By Daniel Ginsberg
Special to The Washington Post
Friday, March 17, 2006
In a couple of weeks, the National Symphony Orchestra will kick off an East Coast tour that includes a set of concerts at Carnegie Hall, the country's paramount temple to classical music. There, the NSO will be directly measured against some of the world's great ensembles, which flow through the historic hall like water. Time, then, for the NSO to get into tip-top shape and work out any kinks in its sound.
Last evening at the Kennedy Center, the orchestra showed itself to be in fine form.
Musical Director Leonard Slatkin led a shapely concert that balanced formal grandeur with colorful details. The orchestra displayed a richly blended sound, along with some polished solos from the ensemble's principals. The program leaned toward the conservative side, with few astringent moments for listeners who prefer a leaner, more pungent style. Yet there was much to admire in the way the musicians phrased the music and brought out its color.
The most important tour workout came with a driving account of Samuel Barber's "Medea's Dance of Vengeance," Op. 23a. Slatkin is one of the most ardent champions of the American composer's music, so little wonder that the NSO will open many of its concerts on the road with the power-packed piece. "Dance of Vengeance" ferociously evokes the mythological story of Medea, who murders her children to get back at her unfaithful husband, Jason, and the NSO played it with a vehemence that evoked moods of godly languor, distress and chaos.

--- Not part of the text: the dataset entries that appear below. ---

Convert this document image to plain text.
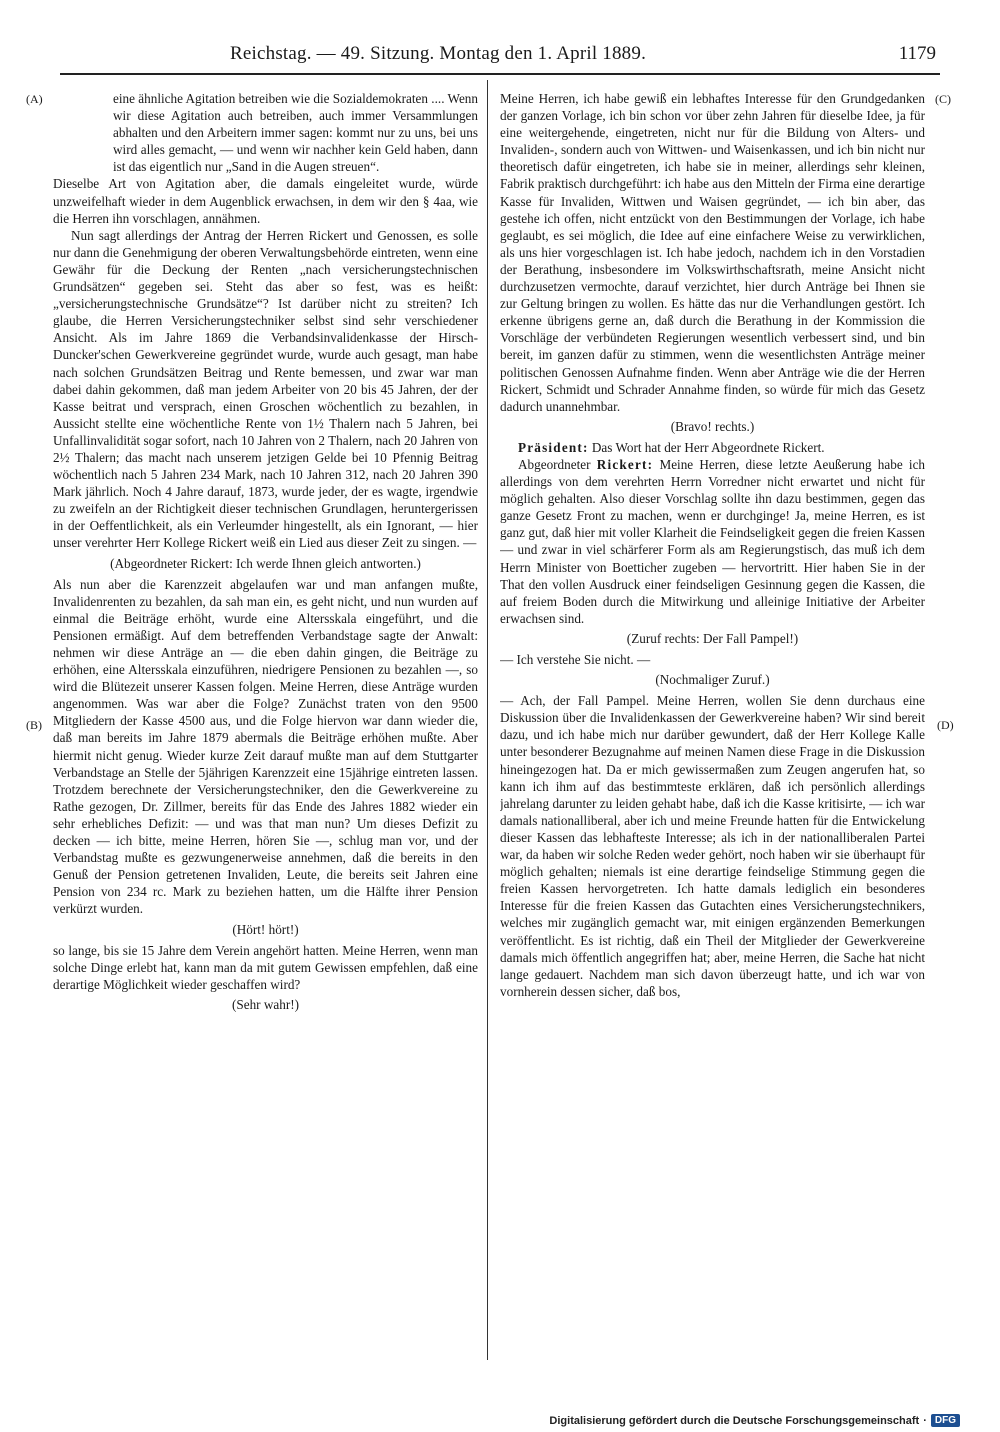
Reichstag. — 49. Sitzung. Montag den 1. April 1889.	1179
(A)
(B)
(C)
(D)

eine ähnliche Agitation betreiben wie die Sozialdemokraten .... Wenn wir diese Agitation auch betreiben, auch immer Versammlungen abhalten und den Arbeitern immer sagen: kommt nur zu uns, bei uns wird alles gemacht, — und wenn wir nachher kein Geld haben, dann ist das eigentlich nur „Sand in die Augen streuen“.

Dieselbe Art von Agitation aber, die damals eingeleitet wurde, würde unzweifelhaft wieder in dem Augenblick erwachsen, in dem wir den § 4aa, wie die Herren ihn vorschlagen, annähmen.

Nun sagt allerdings der Antrag der Herren Rickert und Genossen, es solle nur dann die Genehmigung der oberen Verwaltungsbehörde eintreten, wenn eine Gewähr für die Deckung der Renten „nach versicherungstechnischen Grundsätzen“ gegeben sei. Steht das aber so fest, was es heißt: „versicherungstechnische Grundsätze“? Ist darüber nicht zu streiten? Ich glaube, die Herren Versicherungstechniker selbst sind sehr verschiedener Ansicht. Als im Jahre 1869 die Verbandsinvalidenkasse der Hirsch-Duncker'schen Gewerkvereine gegründet wurde, wurde auch gesagt, man habe nach solchen Grundsätzen Beitrag und Rente bemessen, und zwar war man dabei dahin gekommen, daß man jedem Arbeiter von 20 bis 45 Jahren, der der Kasse beitrat und versprach, einen Groschen wöchentlich zu bezahlen, in Aussicht stellte eine wöchentliche Rente von 1½ Thalern nach 5 Jahren, bei Unfallinvalidität sogar sofort, nach 10 Jahren von 2 Thalern, nach 20 Jahren von 2½ Thalern; das macht nach unserem jetzigen Gelde bei 10 Pfennig Beitrag wöchentlich nach 5 Jahren 234 Mark, nach 10 Jahren 312, nach 20 Jahren 390 Mark jährlich. Noch 4 Jahre darauf, 1873, wurde jeder, der es wagte, irgendwie zu zweifeln an der Richtigkeit dieser technischen Grundlagen, heruntergerissen in der Oeffentlichkeit, als ein Verleumder hingestellt, als ein Ignorant, — hier unser verehrter Herr Kollege Rickert weiß ein Lied aus dieser Zeit zu singen. —

(Abgeordneter Rickert: Ich werde Ihnen gleich antworten.)

Als nun aber die Karenzzeit abgelaufen war und man anfangen mußte, Invalidenrenten zu bezahlen, da sah man ein, es geht nicht, und nun wurden auf einmal die Beiträge erhöht, wurde eine Altersskala eingeführt, und die Pensionen ermäßigt. Auf dem betreffenden Verbandstage sagte der Anwalt: nehmen wir diese Anträge an — die eben dahin gingen, die Beiträge zu erhöhen, eine Altersskala einzuführen, niedrigere Pensionen zu bezahlen —, so wird die Blütezeit unserer Kassen folgen. Meine Herren, diese Anträge wurden angenommen. Was war aber die Folge? Zunächst traten von den 9500 Mitgliedern der Kasse 4500 aus, und die Folge hiervon war dann wieder die, daß man bereits im Jahre 1879 abermals die Beiträge erhöhen mußte. Aber hiermit nicht genug. Wieder kurze Zeit darauf mußte man auf dem Stuttgarter Verbandstage an Stelle der 5jährigen Karenzzeit eine 15jährige eintreten lassen. Trotzdem berechnete der Versicherungstechniker, den die Gewerkvereine zu Rathe gezogen, Dr. Zillmer, bereits für das Ende des Jahres 1882 wieder ein sehr erhebliches Defizit: — und was that man nun? Um dieses Defizit zu decken — ich bitte, meine Herren, hören Sie —, schlug man vor, und der Verbandstag mußte es gezwungenerweise annehmen, daß die bereits in den Genuß der Pension getretenen Invaliden, Leute, die bereits seit Jahren eine Pension von 234 rc. Mark zu beziehen hatten, um die Hälfte ihrer Pension verkürzt wurden.

(Hört! hört!)

so lange, bis sie 15 Jahre dem Verein angehört hatten. Meine Herren, wenn man solche Dinge erlebt hat, kann man da mit gutem Gewissen empfehlen, daß eine derartige Möglichkeit wieder geschaffen wird?

(Sehr wahr!)

Meine Herren, ich habe gewiß ein lebhaftes Interesse für den Grundgedanken der ganzen Vorlage, ich bin schon vor über zehn Jahren für dieselbe Idee, ja für eine weitergehende, eingetreten, nicht nur für die Bildung von Alters- und Invaliden-, sondern auch von Wittwen- und Waisenkassen, und ich bin nicht nur theoretisch dafür eingetreten, ich habe sie in meiner, allerdings sehr kleinen, Fabrik praktisch durchgeführt: ich habe aus den Mitteln der Firma eine derartige Kasse für Invaliden, Wittwen und Waisen gegründet, — ich bin aber, das gestehe ich offen, nicht entzückt von den Bestimmungen der Vorlage, ich habe geglaubt, es sei möglich, die Idee auf eine einfachere Weise zu verwirklichen, als uns hier vorgeschlagen ist. Ich habe jedoch, nachdem ich in den Vorstadien der Berathung, insbesondere im Volkswirthschaftsrath, meine Ansicht nicht durchzusetzen vermochte, darauf verzichtet, hier durch Anträge bei Ihnen sie zur Geltung bringen zu wollen. Es hätte das nur die Verhandlungen gestört. Ich erkenne übrigens gerne an, daß durch die Berathung in der Kommission die Vorschläge der verbündeten Regierungen wesentlich verbessert sind, und bin bereit, im ganzen dafür zu stimmen, wenn die wesentlichsten Anträge meiner politischen Genossen Aufnahme finden. Wenn aber Anträge wie die der Herren Rickert, Schmidt und Schrader Annahme finden, so würde für mich das Gesetz dadurch unannehmbar.

(Bravo! rechts.)

Präsident: Das Wort hat der Herr Abgeordnete Rickert.

Abgeordneter Rickert: Meine Herren, diese letzte Aeußerung habe ich allerdings von dem verehrten Herrn Vorredner nicht erwartet und nicht für möglich gehalten. Also dieser Vorschlag sollte ihn dazu bestimmen, gegen das ganze Gesetz Front zu machen, wenn er durchginge! Ja, meine Herren, es ist ganz gut, daß hier mit voller Klarheit die Feindseligkeit gegen die freien Kassen — und zwar in viel schärferer Form als am Regierungstisch, das muß ich dem Herrn Minister von Boetticher zugeben — hervortritt. Hier haben Sie in der That den vollen Ausdruck einer feindseligen Gesinnung gegen die Kassen, die auf freiem Boden durch die Mitwirkung und alleinige Initiative der Arbeiter erwachsen sind.

(Zuruf rechts: Der Fall Pampel!)

— Ich verstehe Sie nicht. —

(Nochmaliger Zuruf.)

— Ach, der Fall Pampel. Meine Herren, wollen Sie denn durchaus eine Diskussion über die Invalidenkassen der Gewerkvereine haben? Wir sind bereit dazu, und ich habe mich nur darüber gewundert, daß der Herr Kollege Kalle unter besonderer Bezugnahme auf meinen Namen diese Frage in die Diskussion hineingezogen hat. Da er mich gewissermaßen zum Zeugen angerufen hat, so kann ich ihm auf das bestimmteste erklären, daß ich persönlich allerdings jahrelang darunter zu leiden gehabt habe, daß ich die Kasse kritisirte, — ich war damals nationalliberal, aber ich und meine Freunde hatten für die Entwickelung dieser Kassen das lebhafteste Interesse; als ich in der nationalliberalen Partei war, da haben wir solche Reden weder gehört, noch haben wir sie überhaupt für möglich gehalten; niemals ist eine derartige feindselige Stimmung gegen die freien Kassen hervorgetreten. Ich hatte damals lediglich ein besonderes Interesse für die freien Kassen das Gutachten eines Versicherungstechnikers, welches mir zugänglich gemacht war, mit einigen ergänzenden Bemerkungen veröffentlicht. Es ist richtig, daß ein Theil der Mitglieder der Gewerkvereine damals mich öffentlich angegriffen hat; aber, meine Herren, die Sache hat nicht lange gedauert. Nachdem man sich davon überzeugt hatte, und ich war von vornherein dessen sicher, daß bos,

Digitalisierung gefördert durch die Deutsche Forschungsgemeinschaft · DFG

Virtuoso pianist Garrick Ohlsson, a longtime NSO favorite, joined the orchestra in Dvorak's Piano Concerto in G Minor, Op. 33. The piece is a concert rarity because of its lackluster piano writing, but Ohlsson played a version that splices portions of a well-known revision into the original. This combination made for good musical pastiche, with Ohlsson finding a more measured and transparent sound.
In the outer movements, passages of tender lyricism contrasted with overarching drama as Ohlsson held a beautiful tone throughout all the flourishes and grand outbursts. His playing had proportion and dynamic control, and accompanying figures never obscured a more prominent, singing theme. Ohlsson can also hurl lightning bolts with the best of them, and the orchestra never covered his thunderous playing in the climaxes.
Yet, it was the second movement that made the strongest case for bringing the concerto into repertory status. The pastoral beauty of this gorgeous music is rivaled only by the famous Largo from the composer's overplayed Symphony No. 9 in E Minor, "From the New World." Orchestra and soloist delicately passed around a nostalgic and noble melody that grew warmly from the horn, violins and woodwinds.
The NSO closed the evening with an articulate if somewhat leaden account of Schumann's "Rhenish" Symphony No. 3 in E-flat, Op. 97. Slow tempos and excessive rubato sacrificed the sense of ecstatic glee that runs through much of the five-movement work. Slatkin stepped back in the finale and the orchestra let off a glorious noise, filled with bright sprays of brass, soaring strings and dancing woodwinds.
This strong program repeats tonight and tomorrow evening.